February 1 – KITC (now KIVI-TV) begins broadcasting in Boise, Idaho.
February 2 – The Filipino government television station GTV 4 (now known as the People's Television Network) begins operations, under the National Media Production Center.
February 8 – After 20 years, The Secret Storm airs its 5195th and final episode on CBS Daytime. The show is replaced ten days later by Tattletales, a game show hosted by Bert Convy.
March 11 – The children's special Free to Be... You and Me, produced by comedic actress Marlo Thomas, airs on ABC.
March 13 – The Execution of Private Slovik airs on NBC. A made-for-television film, it told the story of Pvt. Eddie Slovik, the only American soldier to be executed for desertion since the American Civil War.
March 18 – Lucille Ball ends her 23-year consecutive television reign when Here's Lucy is cancelled.

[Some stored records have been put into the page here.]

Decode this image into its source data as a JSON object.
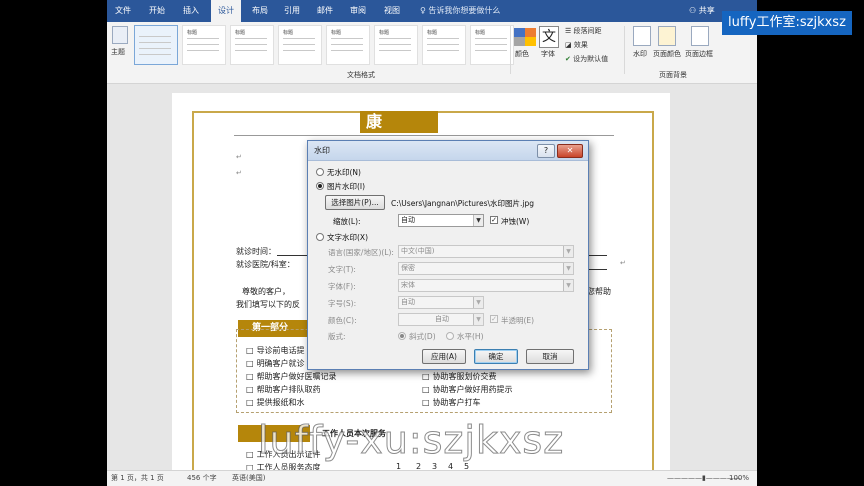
{
  "tabs": [
    "文件",
    "开始",
    "插入",
    "设计",
    "布局",
    "引用",
    "邮件",
    "审阅",
    "视图"
  ],
  "active_tab": "设计",
  "tell_me": "告诉我你想要做什么",
  "share": "共享",
  "ribbon": {
    "theme_label": "主题",
    "gallery_title": "标题",
    "group_doc_format": "文档格式",
    "colors_label": "颜色",
    "fonts_label": "字体",
    "paragraph_spacing": "段落间距",
    "effects": "效果",
    "set_default": "设为默认值",
    "watermark": "水印",
    "page_color": "页面颜色",
    "page_border": "页面边框",
    "group_page_bg": "页面背景"
  },
  "document": {
    "header_char": "康",
    "visit_time": "就诊时间：",
    "hospital": "就诊医院/科室：",
    "greeting": "尊敬的客户，",
    "line2": "我们填写以下的反",
    "right_frag": "您帮助",
    "section1": "第一部分",
    "items_left": [
      "导诊前电话提",
      "明确客户就诊",
      "帮助客户做好医嘱记录",
      "帮助客户排队取药",
      "提供报纸和水"
    ],
    "items_right": [
      "协助客户打车"
    ],
    "items_right_mid": [
      "协助客户做好用药提示"
    ],
    "items_right_top": [
      "协助客服划价交费"
    ],
    "section2_tail": "工作人员本次服务",
    "items2": [
      "工作人员出示证件",
      "工作人员服务态度"
    ],
    "scale": [
      "1",
      "2",
      "3",
      "4",
      "5"
    ]
  },
  "dialog": {
    "title": "水印",
    "help": "?",
    "close": "✕",
    "no_wm": "无水印(N)",
    "pic_wm": "图片水印(I)",
    "select_pic": "选择图片(P)...",
    "pic_path": "C:\\Users\\Jangnan\\Pictures\\水印图片.jpg",
    "scale_label": "缩放(L):",
    "scale_value": "自动",
    "washout": "冲蚀(W)",
    "text_wm": "文字水印(X)",
    "lang_label": "语言(国家/地区)(L):",
    "lang_value": "中文(中国)",
    "text_label": "文字(T):",
    "text_value": "保密",
    "font_label": "字体(F):",
    "font_value": "宋体",
    "size_label": "字号(S):",
    "size_value": "自动",
    "color_label": "颜色(C):",
    "color_value": "自动",
    "semi": "半透明(E)",
    "layout_label": "版式:",
    "diag": "斜式(D)",
    "horiz": "水平(H)",
    "apply": "应用(A)",
    "ok": "确定",
    "cancel": "取消"
  },
  "status": {
    "page": "第 1 页，共 1 页",
    "words": "456 个字",
    "lang": "英语(美国)",
    "zoom": "100%"
  },
  "overlay": {
    "badge": "luffy工作室:szjkxsz",
    "watermark": "luffy-xu:szjkxsz"
  },
  "colors": {
    "word_blue": "#2b579a",
    "gold": "#b5860b",
    "badge": "#1565c0"
  }
}
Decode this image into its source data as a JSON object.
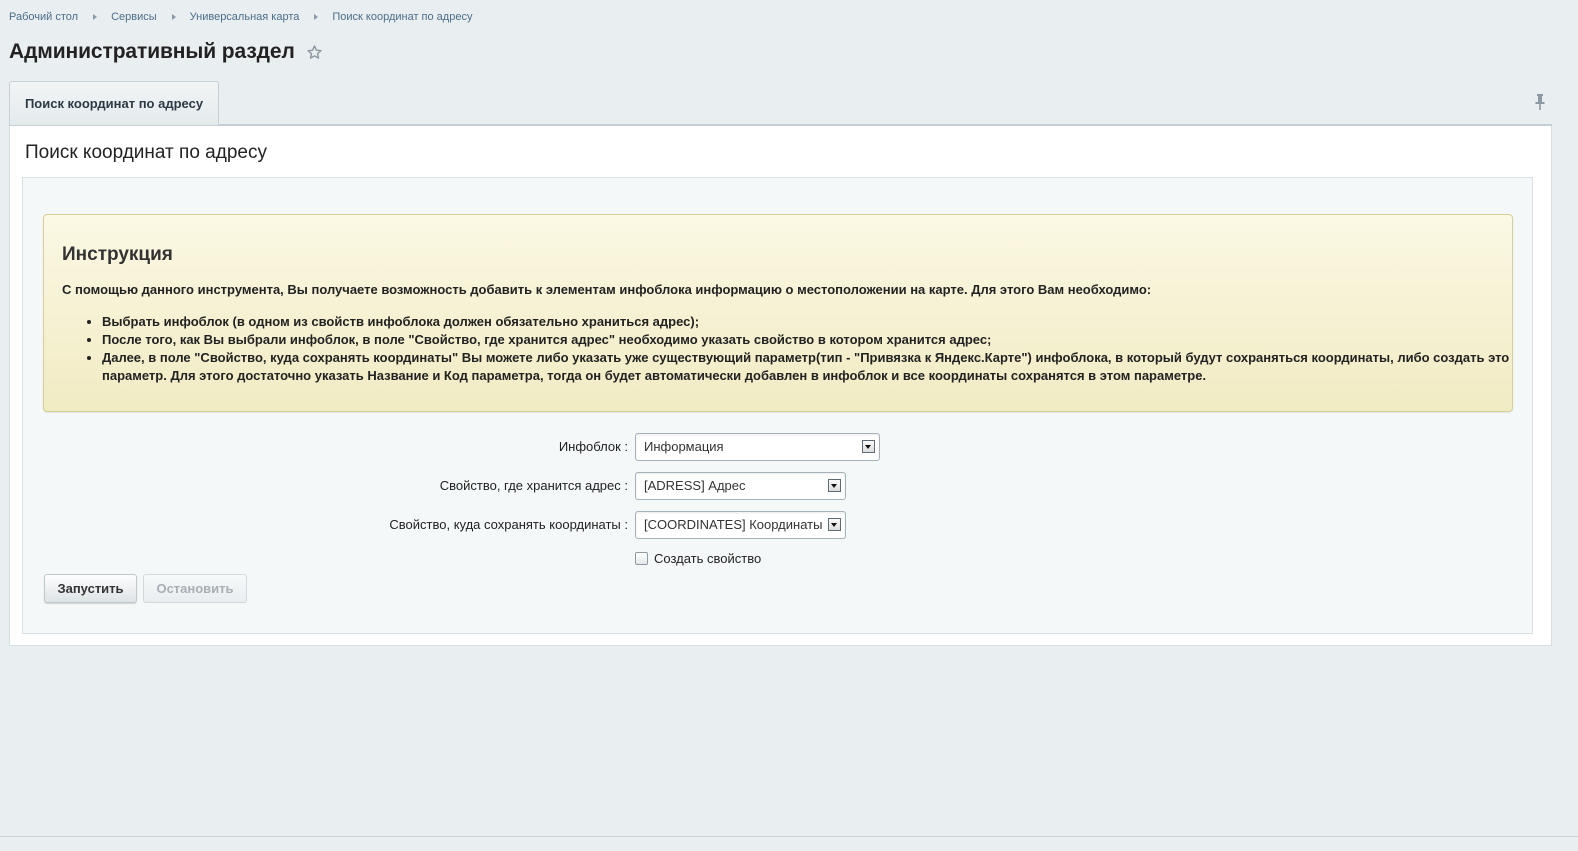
{
  "breadcrumb": {
    "items": [
      {
        "label": "Рабочий стол"
      },
      {
        "label": "Сервисы"
      },
      {
        "label": "Универсальная карта"
      },
      {
        "label": "Поиск координат по адресу"
      }
    ]
  },
  "header": {
    "title": "Административный раздел",
    "star_icon": "star-outline-icon"
  },
  "tabs": [
    {
      "label": "Поиск координат по адресу",
      "active": true
    }
  ],
  "toolbar": {
    "pin_icon": "pin-icon"
  },
  "main": {
    "heading": "Поиск координат по адресу",
    "notice": {
      "title": "Инструкция",
      "intro": "С помощью данного инструмента, Вы получаете возможность добавить к элементам инфоблока информацию о местоположении на карте. Для этого Вам необходимо:",
      "items": [
        "Выбрать инфоблок (в одном из свойств инфоблока должен обязательно храниться адрес);",
        "После того, как Вы выбрали инфоблок, в поле \"Свойство, где хранится адрес\" необходимо указать свойство в котором хранится адрес;",
        "Далее, в поле \"Свойство, куда сохранять координаты\" Вы можете либо указать уже существующий параметр(тип - \"Привязка к Яндекс.Карте\") инфоблока, в который будут сохраняться координаты, либо создать это параметр. Для этого достаточно указать Название и Код параметра, тогда он будет автоматически добавлен в инфоблок и все координаты сохранятся в этом параметре."
      ]
    },
    "form": {
      "iblock": {
        "label": "Инфоблок :",
        "value": "Информация"
      },
      "address_prop": {
        "label": "Свойство, где хранится адрес :",
        "value": "[ADRESS] Адрес"
      },
      "coords_prop": {
        "label": "Свойство, куда сохранять координаты :",
        "value": "[COORDINATES] Координаты"
      },
      "create_prop": {
        "label": "Создать свойство",
        "checked": false
      }
    },
    "buttons": {
      "start": "Запустить",
      "stop": "Остановить"
    }
  },
  "colors": {
    "background": "#e9eef1",
    "link": "#4b6d8a",
    "notice_bg": "#f4efcf",
    "notice_border": "#d7cf97"
  }
}
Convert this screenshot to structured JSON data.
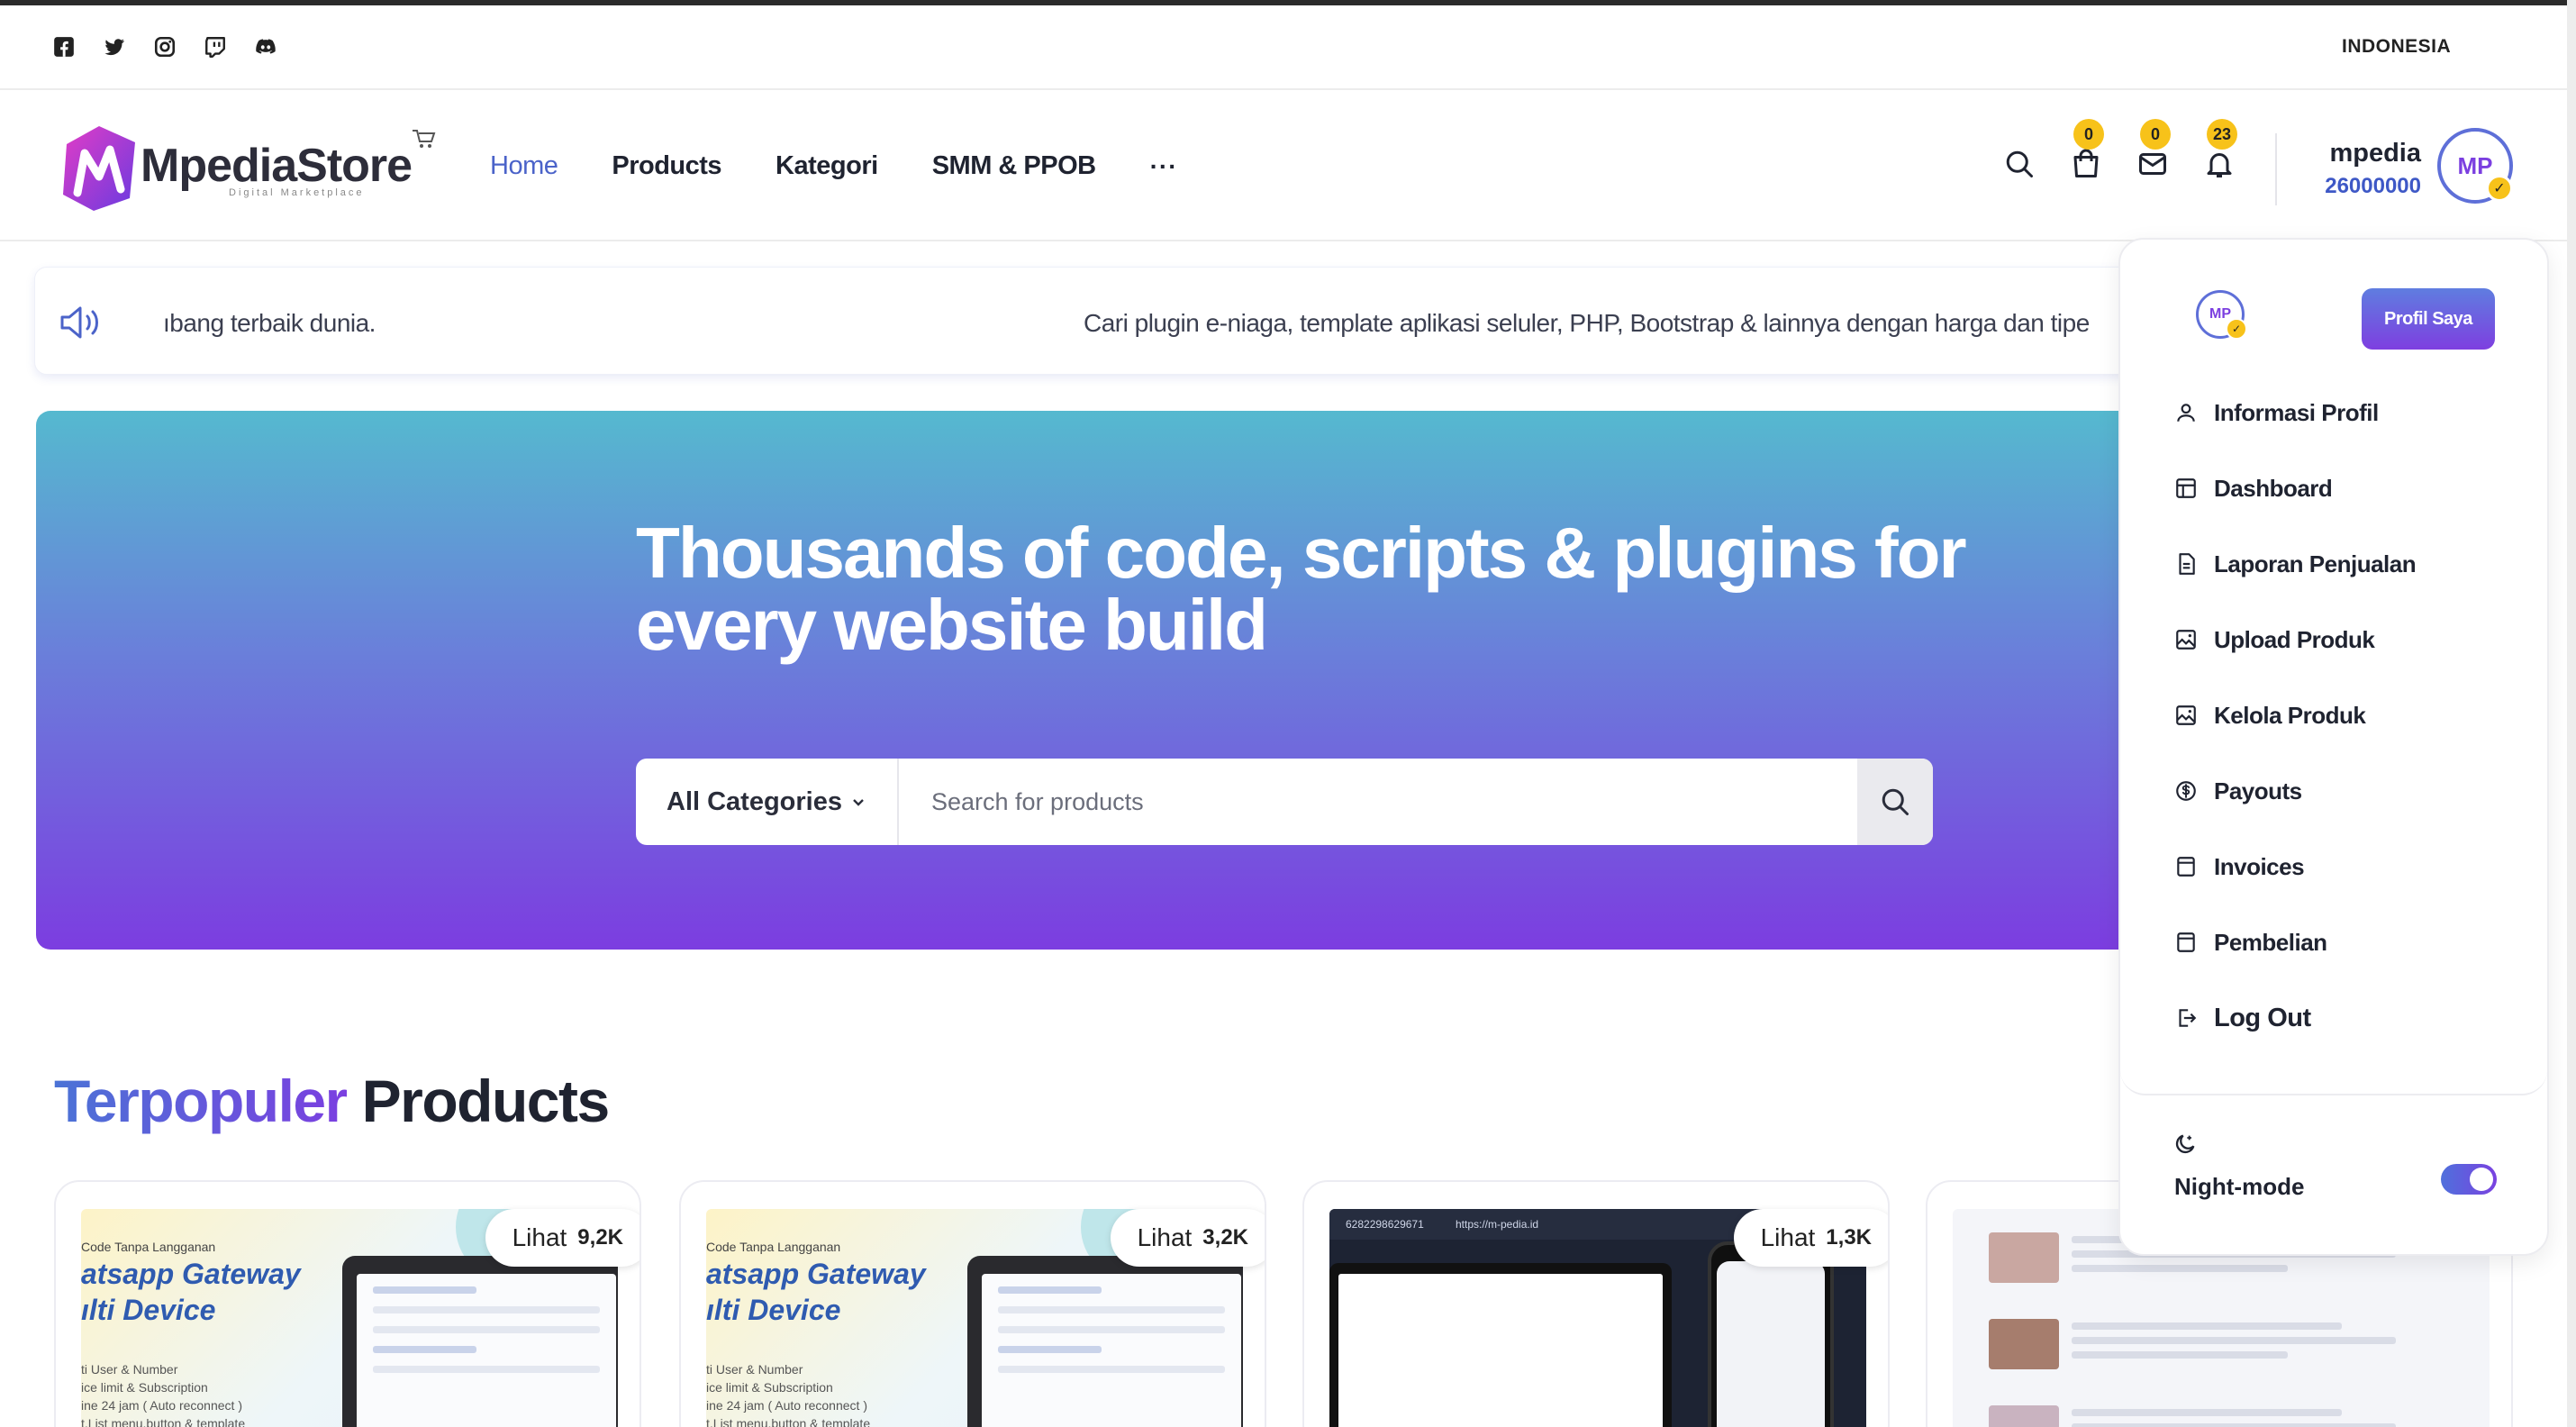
{
  "social": {
    "icons": [
      "facebook-icon",
      "twitter-icon",
      "instagram-icon",
      "twitch-icon",
      "discord-icon"
    ],
    "language": "INDONESIA"
  },
  "header": {
    "logo_text": "MpediaStore",
    "logo_sub": "Digital Marketplace",
    "nav": [
      "Home",
      "Products",
      "Kategori",
      "SMM & PPOB"
    ],
    "nav_more": "···",
    "badges": {
      "cart": "0",
      "mail": "0",
      "notifications": "23"
    },
    "user": {
      "name": "mpedia",
      "balance": "26000000",
      "avatar_text": "MP"
    }
  },
  "announcement": {
    "text_a": "ıbang terbaik dunia.",
    "text_b": "Cari plugin e-niaga, template aplikasi seluler, PHP, Bootstrap & lainnya dengan harga dan tipe"
  },
  "hero": {
    "title": "Thousands of code, scripts & plugins for every website build",
    "category_select": "All Categories",
    "search_placeholder": "Search for products"
  },
  "section": {
    "title_highlight": "Terpopuler",
    "title_rest": " Products"
  },
  "products": [
    {
      "views_label": "Lihat",
      "views": "9,2K",
      "tag": "Code Tanpa Langganan",
      "title_line1": "atsapp Gateway",
      "title_line2": "ılti Device",
      "lines": [
        "ti User & Number",
        "ice limit & Subscription",
        "ine 24 jam ( Auto reconnect )",
        "t,List menu,button & template"
      ]
    },
    {
      "views_label": "Lihat",
      "views": "3,2K",
      "tag": "Code Tanpa Langganan",
      "title_line1": "atsapp Gateway",
      "title_line2": "ılti Device",
      "lines": [
        "ti User & Number",
        "ice limit & Subscription",
        "ine 24 jam ( Auto reconnect )",
        "t,List menu,button & template"
      ]
    },
    {
      "views_label": "Lihat",
      "views": "1,3K",
      "top_text_1": "6282298629671",
      "top_text_2": "https://m-pedia.id"
    },
    {
      "views_label": "Lihat",
      "views": ""
    }
  ],
  "dropdown": {
    "avatar_text": "MP",
    "profile_button": "Profil Saya",
    "items": [
      {
        "label": "Informasi Profil",
        "icon": "user-icon"
      },
      {
        "label": "Dashboard",
        "icon": "dashboard-icon"
      },
      {
        "label": "Laporan Penjualan",
        "icon": "report-icon"
      },
      {
        "label": "Upload Produk",
        "icon": "image-upload-icon"
      },
      {
        "label": "Kelola Produk",
        "icon": "image-manage-icon"
      },
      {
        "label": "Payouts",
        "icon": "dollar-circle-icon"
      },
      {
        "label": "Invoices",
        "icon": "invoice-icon"
      },
      {
        "label": "Pembelian",
        "icon": "purchase-icon"
      },
      {
        "label": "Log Out",
        "icon": "logout-icon"
      }
    ],
    "night_mode_label": "Night-mode",
    "night_mode_on": true
  },
  "colors": {
    "accent": "#4b63c9",
    "badge": "#f7c21a",
    "hero_top": "#55b9cf",
    "hero_bottom": "#7c3de0"
  }
}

April 5 – After 264 hour-long episodes, The Dean Martin Show ends its run on NBC, then spins off to 10 years of The Dean Martin Celebrity Roast.
April 6 – "Waterloo" wins the Eurovision Song Contest for Sweden and launches ABBA on their stellar global career.
May 4 – Steve Frame (George Reinholt) marries Alice Matthews (Jacqueline Courtney) for the second time on a special hour-long broadcast of Another World, coinciding with the show's tenth anniversary.
June 8 – Jon Pertwee makes his final regular appearance as the Third Doctor in the concluding moments of Part Six of the Doctor Who serial Planet of the Spiders. Tom Baker briefly appears as the Fourth Doctor at the conclusion of this serial.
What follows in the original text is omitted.